Even through several debugging and fixing steps it was not possible to resolve the issue.

### LlaMa 2

In [None]:
# formatting function to format input for the model
# CREDIT: Adapted from Philipp Schmid
## see https://www.philschmid.de/llama-2#how-to-prompt-llama-2-chat
def llama_format_prompt(message:str, system_prompt:str):
  prompt = f"<s>[INST] <<SYS>>\n{system_prompt}\n<</SYS>>\n\n{message} [/INST]"
  return prompt

In [None]:
from shap import plots

# create formatted prompt
llama_text = llama_format_prompt(message="Does money buy happiness?", system_prompt="Given a dialog context, you need to respond empathically.")

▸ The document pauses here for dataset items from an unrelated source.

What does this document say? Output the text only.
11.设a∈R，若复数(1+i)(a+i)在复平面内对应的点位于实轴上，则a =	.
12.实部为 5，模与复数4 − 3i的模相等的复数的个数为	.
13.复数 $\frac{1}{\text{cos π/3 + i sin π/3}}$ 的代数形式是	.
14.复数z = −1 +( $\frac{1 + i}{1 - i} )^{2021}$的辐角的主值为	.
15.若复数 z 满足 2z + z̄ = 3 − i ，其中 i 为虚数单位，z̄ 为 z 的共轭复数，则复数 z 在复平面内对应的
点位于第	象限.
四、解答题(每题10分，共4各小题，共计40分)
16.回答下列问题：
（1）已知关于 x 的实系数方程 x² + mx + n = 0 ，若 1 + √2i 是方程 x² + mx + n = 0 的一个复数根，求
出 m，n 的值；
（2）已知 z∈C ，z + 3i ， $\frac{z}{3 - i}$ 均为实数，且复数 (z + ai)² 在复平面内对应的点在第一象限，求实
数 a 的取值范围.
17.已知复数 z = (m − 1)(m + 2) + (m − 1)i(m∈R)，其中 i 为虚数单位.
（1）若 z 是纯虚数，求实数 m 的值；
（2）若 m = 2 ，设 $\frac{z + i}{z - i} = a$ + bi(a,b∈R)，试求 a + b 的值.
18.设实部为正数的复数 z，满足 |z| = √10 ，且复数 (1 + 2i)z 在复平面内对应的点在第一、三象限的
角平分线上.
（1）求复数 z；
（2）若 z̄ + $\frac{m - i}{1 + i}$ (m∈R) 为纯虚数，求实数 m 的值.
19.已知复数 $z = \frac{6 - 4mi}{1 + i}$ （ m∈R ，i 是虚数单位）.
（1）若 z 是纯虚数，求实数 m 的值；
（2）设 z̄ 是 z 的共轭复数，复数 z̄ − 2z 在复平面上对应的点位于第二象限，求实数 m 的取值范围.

# running basic shap with mistral
basic_llama_test = basic_shap([llama_text], llama_model, llama_tokenizer)

# plotting the values
plots.text(basic_llama_test)

### Comment

It is evident that the calculation of SHAP values does not work correctly with the Mistral Model. This is because the teacher forced logits are not calculated correctly for the different nodes.

Even through several debugging and fixing steps it was not possible to resolve the issue.